Unique cimetière de ce type en France, il témoigne à bien des égards de la longue relation entre la métropole et ses anciennes colonies. Son histoire mérite d’être comptée.
historique du cimetière
Pendant très longtemps, le sort des musulmans morts en France ne donna lieu à aucune réflexion : la plupart des familles renvoyait le corps au pays. D’abord, ils n’étaient pas si nombreux dans l’hexagone [1]. De plus, l’inhumation traditionnelle impliquait des obligations peu aisées à respecter dans les cimetières (tombe orientée vers la Mecque, enterrement sans cercueil mais dans un linceul...). En outre, la loi de 1881 interdisait les cimetières confessionnels (elle avait fait fermer les cimetières juifs qui lui étaient antérieurs, transformant ceux-ci en divisions supplémentaires des nécropoles existantes : 7ème division du Père-Lachaise, 3ème du cimetière Montmartre, 25ème et 30ème de Montparnasse...). Le cimetière musulman que l’on avait envisagé sous le Second empire au Père-Lachaise (85ème division) avait été un fiasco.
La situation évolua avec la Première Guerre mondiale : un grand nombre de Musulmans vinrent mourir en métropole. En outre, une immigration, kabyle pour l’essentiel, commença a affluer. A cette époque, l’Islam ne faisait pas peur (il est vrai que ses franges radicales étaient moins médiatisées, et sans doute moins actives). Au contraire, l’Empire français se posait, avec ses 100 millions d’habitants, en puissance musulmane. C’est dans les années 30, alors que l’on célébrait le centenaire de la conquête de l’Algérie, que furent inaugurés tour à tour la mosquée de Paris, l’hôpital Avicenne et le cimetière musulman qui en dépendait.

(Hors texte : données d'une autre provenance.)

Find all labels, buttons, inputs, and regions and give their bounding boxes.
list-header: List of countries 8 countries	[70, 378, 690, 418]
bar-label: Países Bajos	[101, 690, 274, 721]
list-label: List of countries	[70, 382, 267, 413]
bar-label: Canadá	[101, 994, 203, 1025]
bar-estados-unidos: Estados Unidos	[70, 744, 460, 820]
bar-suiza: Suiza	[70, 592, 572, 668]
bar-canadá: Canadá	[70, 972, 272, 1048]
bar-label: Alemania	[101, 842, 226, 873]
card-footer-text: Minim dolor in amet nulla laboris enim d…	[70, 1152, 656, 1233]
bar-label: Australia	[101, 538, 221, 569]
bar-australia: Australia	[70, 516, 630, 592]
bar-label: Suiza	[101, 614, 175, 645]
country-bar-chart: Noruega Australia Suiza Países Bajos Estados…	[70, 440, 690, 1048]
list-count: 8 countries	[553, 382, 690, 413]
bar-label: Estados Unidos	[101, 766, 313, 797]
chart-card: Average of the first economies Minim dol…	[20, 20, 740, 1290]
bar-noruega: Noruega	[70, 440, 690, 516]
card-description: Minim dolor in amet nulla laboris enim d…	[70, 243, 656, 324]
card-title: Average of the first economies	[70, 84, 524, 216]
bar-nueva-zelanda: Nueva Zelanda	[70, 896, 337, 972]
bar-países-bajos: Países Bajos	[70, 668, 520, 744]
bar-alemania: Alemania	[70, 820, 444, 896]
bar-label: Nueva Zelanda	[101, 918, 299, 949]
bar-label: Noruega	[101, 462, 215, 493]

La mosquée de Paris, inaugurée en 1926 par le président de la République et le sultan du Maroc, avait été désignée comme un témoignage de la gratitude aux soldats musulmans venus se battre en France. Durant ces années, les marques d’attachement entre la France et le Maghreb furent nombreuses des deux cotés de la Méditerranée, donnant lieu à des manifestations d’envergures, telle la célébration du centenaire de la conquête de l’Algérie. Ce bel apparat dissimulait mal que les Algériens n’étaient que des citoyens de second rang, des « demi français » qui venaient à l’époque s’entasser dans les bidonvilles de la banlieue parisienne.
L’hôpital franco-musulman de Bobigny (aujourd’hui hôpital Avicenne) ouvrit ses portes en 1935. Il avait une fonction sociale mais également policière, destiné à secourir et à surveiller ces nouveaux immigrés. C’est en annexe de cet hôpital que fut ouvert, en 1937, le cimetière musulman situé à deux kilomètres.
Son inauguration fut très modeste : elle se fit en présence du résident général de France à Tunis, d’un délégué du préfet de la Seine et du maire de Bobigny. Le contexte était agité par la question de l’octroi de la citoyenneté française aux Algériens (projet Blum/Violette). Pour contourner la loi de 1881, le cimetière fut de statut privé et gêré par l’hôpital franco-musulman. Le terrain choisit fut une friche sur le lieu-dit de « la Haute Borne ». Il fut prévu assez grand, la tradition musulmane ne permettant la reprise des fosses qu’à partir du moment où les corps aient totalement disparus.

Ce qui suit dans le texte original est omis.